With wind power generation trailing behind output in recent weeks, the share of combined renewable energy generation — which includes output from hydro, biomass, wind and solar photovoltaic capacity — in the German electricity generation mix fell to an average of 46pc so far this week, compared with 54pc last week and 49.4pc across April, according to the Fraunhofer Ise data.

Based on price signals alone, the German short-term market has been deeply in coal-to-gas fuel switch territory since mid-April. Working day-ahead clean spark spreads for gas plants with efficiency of 55pc or higher have been consistently above clean dark spreads for coal-fired plants with efficiency of 42pc or lower. But a number of efficient gas-fired units have been off line for maintenance since the end of April.

This allowed coal-fired power generation to rise to a daily average of 8.3GW on 6-8 May from 4.9GW the previous week, while gas-fired generation rose to just 4.2GW on average so far this week from 3.1GW in week 18, which covered 29 April to 5 May, Fraunhofer data show. But with the exception of last year, German coal-fired power generation in May was higher and held above 10GW in most years, while gas-fired power generation hovered below 4GW in May 2013-18 with the exception of May 2017.
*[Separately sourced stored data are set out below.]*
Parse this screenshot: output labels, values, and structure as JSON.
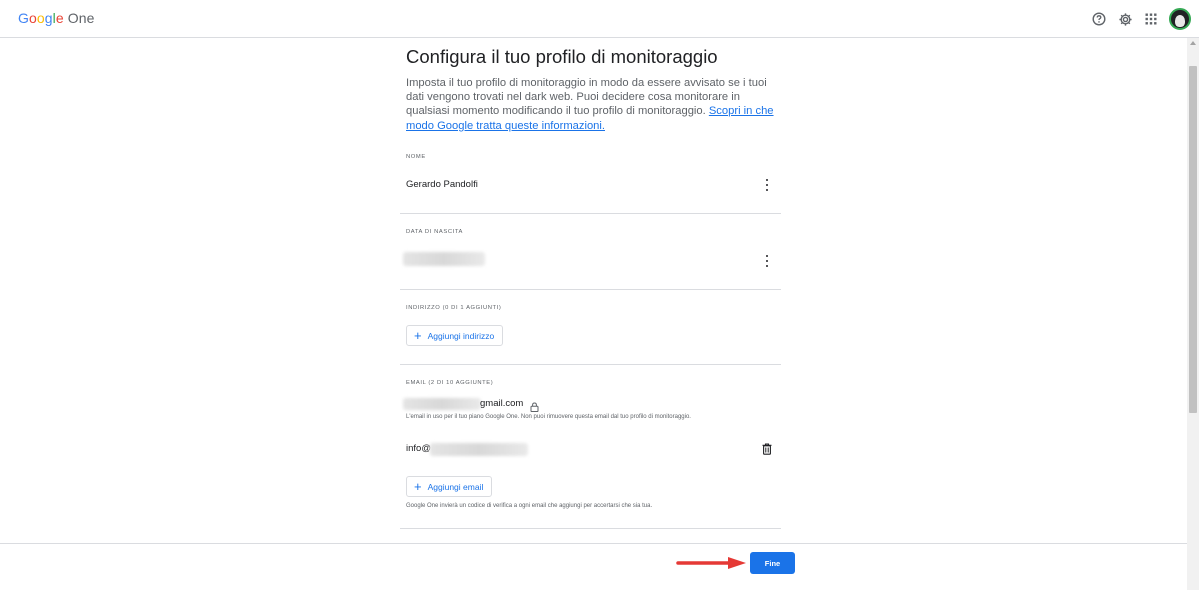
{
  "header": {
    "logo_google": [
      "G",
      "o",
      "o",
      "g",
      "l",
      "e"
    ],
    "logo_product": "One"
  },
  "main": {
    "title": "Configura il tuo profilo di monitoraggio",
    "intro": "Imposta il tuo profilo di monitoraggio in modo da essere avvisato se i tuoi dati vengono trovati nel dark web. Puoi decidere cosa monitorare in qualsiasi momento modificando il tuo profilo di monitoraggio. ",
    "intro_link": "Scopri in che modo Google tratta queste informazioni.",
    "name": {
      "label": "NOME",
      "value": "Gerardo Pandolfi"
    },
    "birth": {
      "label": "DATA DI NASCITA"
    },
    "address": {
      "label": "INDIRIZZO (0 DI 1 AGGIUNTI)",
      "add_label": "Aggiungi indirizzo"
    },
    "email": {
      "label": "EMAIL (2 DI 10 AGGIUNTE)",
      "primary_suffix": "gmail.com",
      "primary_note": "L'email in uso per il tuo piano Google One. Non puoi rimuovere questa email dal tuo profilo di monitoraggio.",
      "secondary_prefix": "info@",
      "add_label": "Aggiungi email",
      "footer_note": "Google One invierà un codice di verifica a ogni email che aggiungi per accertarsi che sia tua."
    }
  },
  "footer": {
    "done_label": "Fine"
  },
  "colors": {
    "accent": "#1a73e8",
    "arrow": "#e53935"
  }
}
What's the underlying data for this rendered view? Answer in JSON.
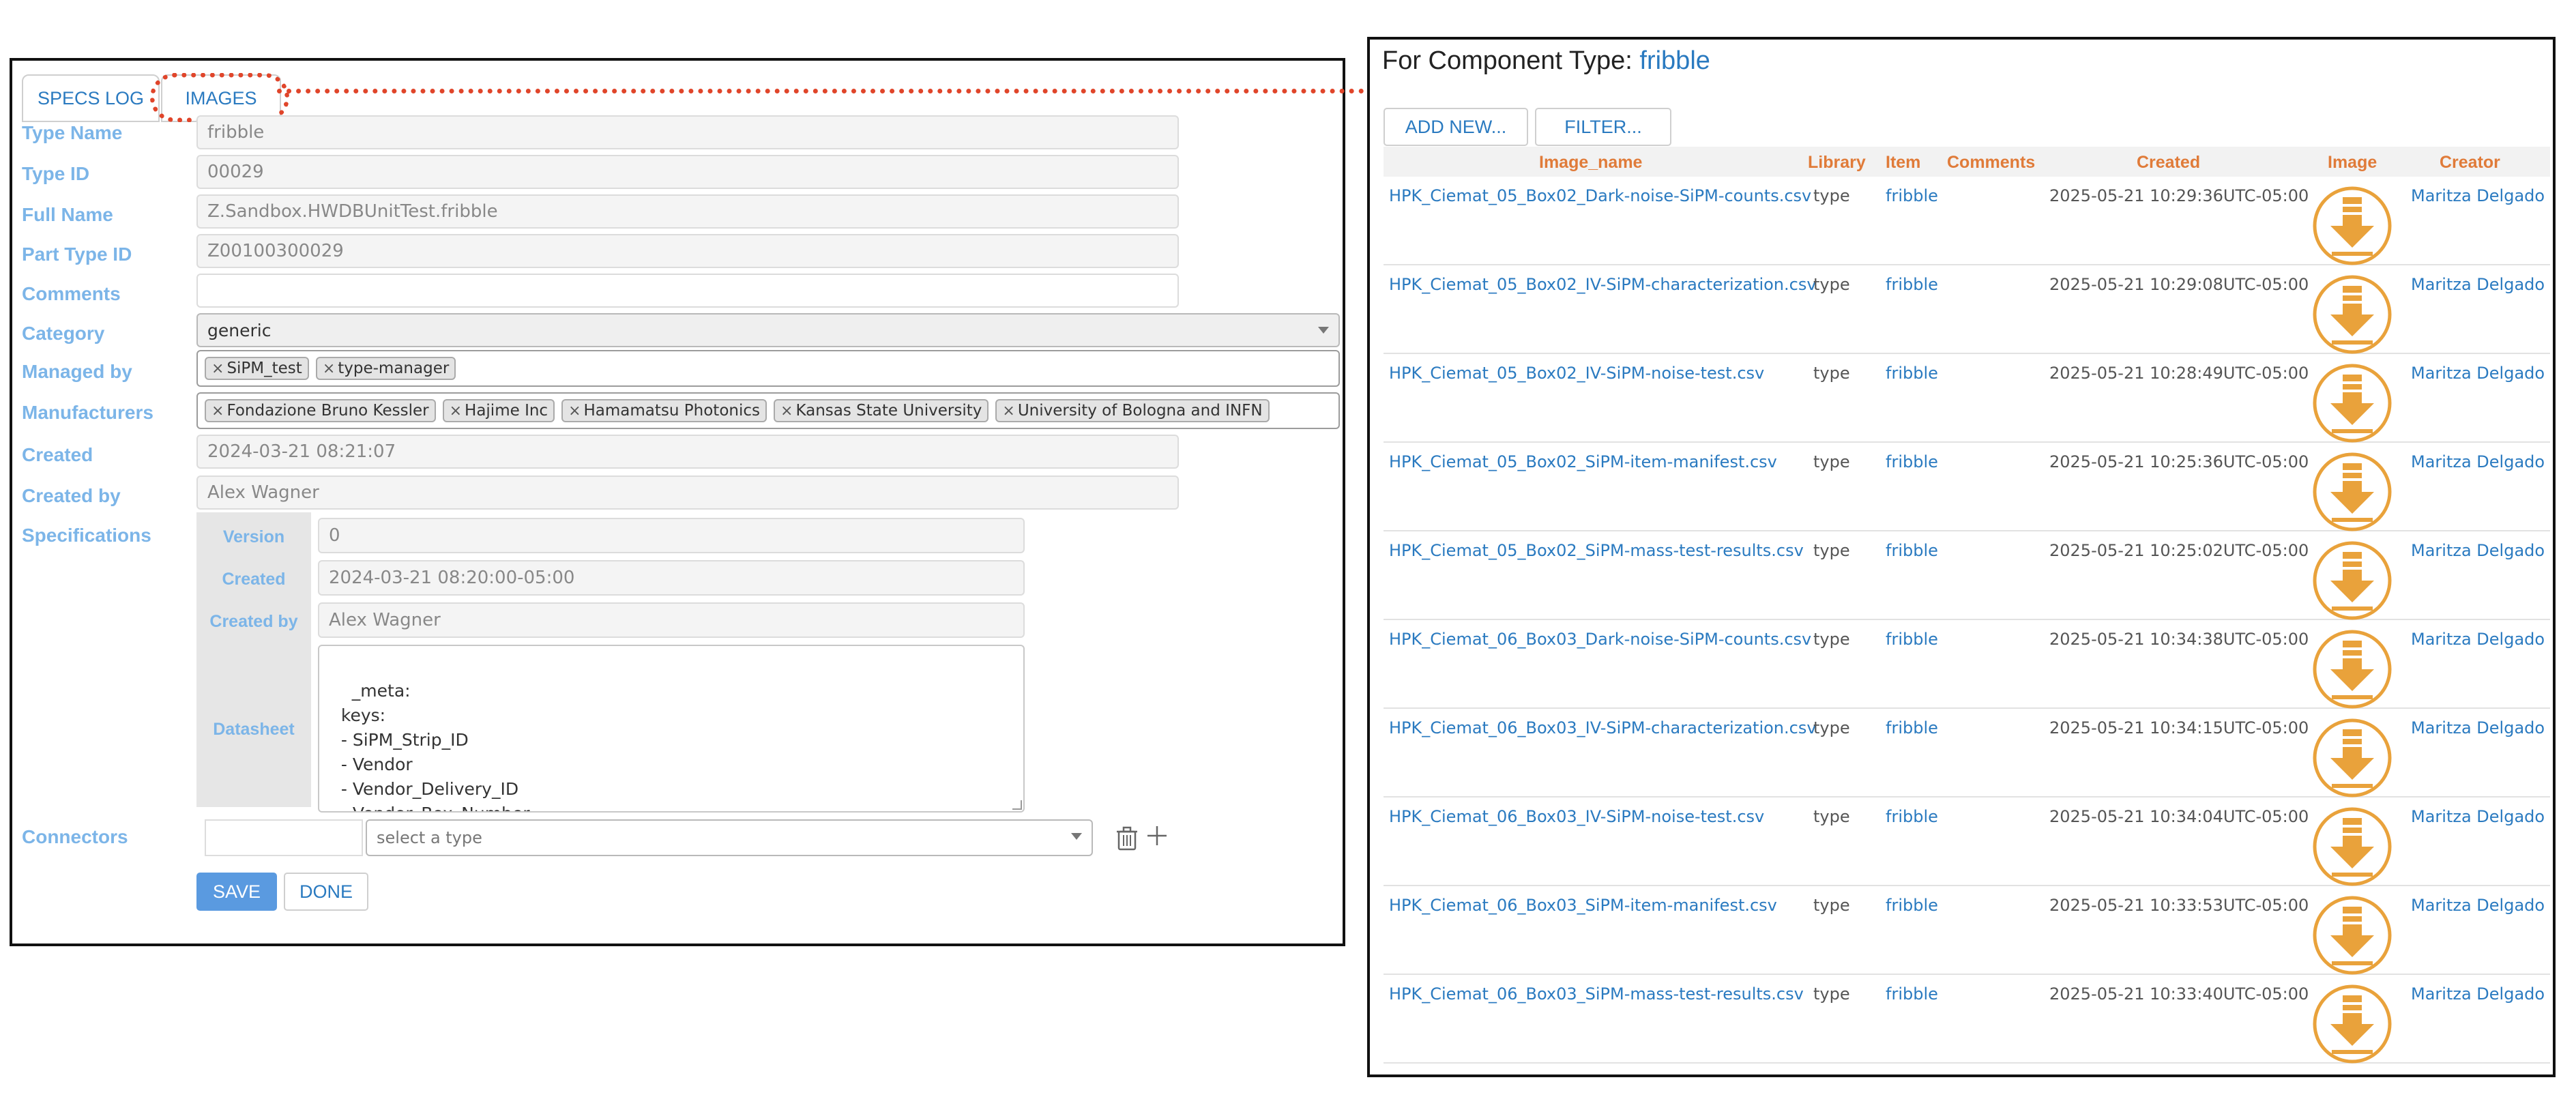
{
  "tabs": {
    "specs_log": "SPECS LOG",
    "images": "IMAGES"
  },
  "form": {
    "type_name": {
      "label": "Type Name",
      "value": "fribble"
    },
    "type_id": {
      "label": "Type ID",
      "value": "00029"
    },
    "full_name": {
      "label": "Full Name",
      "value": "Z.Sandbox.HWDBUnitTest.fribble"
    },
    "part_type_id": {
      "label": "Part Type ID",
      "value": "Z00100300029"
    },
    "comments": {
      "label": "Comments",
      "value": ""
    },
    "category": {
      "label": "Category",
      "value": "generic"
    },
    "managed_by": {
      "label": "Managed by",
      "tags": [
        "SiPM_test",
        "type-manager"
      ]
    },
    "manufacturers": {
      "label": "Manufacturers",
      "tags": [
        "Fondazione Bruno Kessler",
        "Hajime Inc",
        "Hamamatsu Photonics",
        "Kansas State University",
        "University of Bologna and INFN"
      ]
    },
    "created": {
      "label": "Created",
      "value": "2024-03-21 08:21:07"
    },
    "created_by": {
      "label": "Created by",
      "value": "Alex Wagner"
    },
    "specifications": {
      "label": "Specifications",
      "version": {
        "label": "Version",
        "value": "0"
      },
      "created": {
        "label": "Created",
        "value": "2024-03-21 08:20:00-05:00"
      },
      "created_by": {
        "label": "Created by",
        "value": "Alex Wagner"
      },
      "datasheet": {
        "label": "Datasheet",
        "value": "_meta:\n  keys:\n  - SiPM_Strip_ID\n  - Vendor\n  - Vendor_Delivery_ID\n  - Vendor_Box_Number\n  - Tray_Number"
      }
    },
    "connectors": {
      "label": "Connectors",
      "type_placeholder": "select a type"
    },
    "save_label": "SAVE",
    "done_label": "DONE"
  },
  "images_panel": {
    "title_prefix": "For Component Type:",
    "title_link": "fribble",
    "add_new_label": "ADD NEW...",
    "filter_label": "FILTER...",
    "columns": [
      "Image_name",
      "Library",
      "Item",
      "Comments",
      "Created",
      "Image",
      "Creator"
    ],
    "rows": [
      {
        "name": "HPK_Ciemat_05_Box02_Dark-noise-SiPM-counts.csv",
        "library": "type",
        "item": "fribble",
        "comments": "",
        "created": "2025-05-21 10:29:36UTC-05:00",
        "image": "download-icon",
        "creator": "Maritza Delgado"
      },
      {
        "name": "HPK_Ciemat_05_Box02_IV-SiPM-characterization.csv",
        "library": "type",
        "item": "fribble",
        "comments": "",
        "created": "2025-05-21 10:29:08UTC-05:00",
        "image": "download-icon",
        "creator": "Maritza Delgado"
      },
      {
        "name": "HPK_Ciemat_05_Box02_IV-SiPM-noise-test.csv",
        "library": "type",
        "item": "fribble",
        "comments": "",
        "created": "2025-05-21 10:28:49UTC-05:00",
        "image": "download-icon",
        "creator": "Maritza Delgado"
      },
      {
        "name": "HPK_Ciemat_05_Box02_SiPM-item-manifest.csv",
        "library": "type",
        "item": "fribble",
        "comments": "",
        "created": "2025-05-21 10:25:36UTC-05:00",
        "image": "download-icon",
        "creator": "Maritza Delgado"
      },
      {
        "name": "HPK_Ciemat_05_Box02_SiPM-mass-test-results.csv",
        "library": "type",
        "item": "fribble",
        "comments": "",
        "created": "2025-05-21 10:25:02UTC-05:00",
        "image": "download-icon",
        "creator": "Maritza Delgado"
      },
      {
        "name": "HPK_Ciemat_06_Box03_Dark-noise-SiPM-counts.csv",
        "library": "type",
        "item": "fribble",
        "comments": "",
        "created": "2025-05-21 10:34:38UTC-05:00",
        "image": "download-icon",
        "creator": "Maritza Delgado"
      },
      {
        "name": "HPK_Ciemat_06_Box03_IV-SiPM-characterization.csv",
        "library": "type",
        "item": "fribble",
        "comments": "",
        "created": "2025-05-21 10:34:15UTC-05:00",
        "image": "download-icon",
        "creator": "Maritza Delgado"
      },
      {
        "name": "HPK_Ciemat_06_Box03_IV-SiPM-noise-test.csv",
        "library": "type",
        "item": "fribble",
        "comments": "",
        "created": "2025-05-21 10:34:04UTC-05:00",
        "image": "download-icon",
        "creator": "Maritza Delgado"
      },
      {
        "name": "HPK_Ciemat_06_Box03_SiPM-item-manifest.csv",
        "library": "type",
        "item": "fribble",
        "comments": "",
        "created": "2025-05-21 10:33:53UTC-05:00",
        "image": "download-icon",
        "creator": "Maritza Delgado"
      },
      {
        "name": "HPK_Ciemat_06_Box03_SiPM-mass-test-results.csv",
        "library": "type",
        "item": "fribble",
        "comments": "",
        "created": "2025-05-21 10:33:40UTC-05:00",
        "image": "download-icon",
        "creator": "Maritza Delgado"
      }
    ]
  },
  "colors": {
    "label_blue": "#7cb5e8",
    "link_blue": "#2a7ac0",
    "header_orange": "#e07b39",
    "annotation_red": "#e0452a",
    "save_blue": "#5a9ae0"
  }
}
And the rise in coal-fired power generation early this week has so far failed to result in rising demand for taking coal from ARA to German plant sites.

Implications for H2

This suggests that coal stocks at power plants continue to be amply filled, with the result of German utilities being unable to benefit from barge rates hovering around the standard tariff.

In the third quarter of last year, barge rates from ARA to Mannheim rose to a high of €21/t in September after water levels at Kaub fell to as low as 60cm.

At the time, gas-fired generation had been largely non-competitive with coal burn because of strong injection demand into storage as the latter had been depleted following the 2017-18 winter season. This meant that coal burn was deeply embedded in the German generation mix in the third quarter of last year even as barge rates rose, with German forward contracts and the day-ahead market delivering over the period finding support from strong demand for power sector coal burn and the need for gas burn to meet domestic and cross-border demand.

At prevailing prices, the situation is reversed this summer. The third-quarter NCG gas hub contract yesterday closed comfortably below the level at which a 55pc-efficent gas plant would be competitive with a 42pc-efficient coal plant, and just slightly above the level at which a 55pc-efficient gas-fired unit would be able to compete with a 46pc-efficient coal-fired plant. The latter is the highest efficiency for hard coal power plants in Germany. This pushes older German coal-fired to the margin of the expected German merit order in the third quarter. Low river levels and subsequent higher barge rates would then have less of an impact on the German wholesale power price should coal-to-gas fuel switching remain firm in delivery in the third quarter, as low load factors for coal plants would translate into continued limited demand to replenish stocks.

But a repeat of a sustained period of dry weather conditions could have a more material impact on wholesale power prices in the fourth quarter when coal-to-gas fuel switch potential eases. In the fourth quarter of last year, barge rates for delivery from ARA to Mannheim hit a high of €41/t, which added €14.49/MWh to the operational costs of a 40pc-efficient coal plant. The standard tariff at €5/t adds just €1.56/MWh to the operational costs of such units.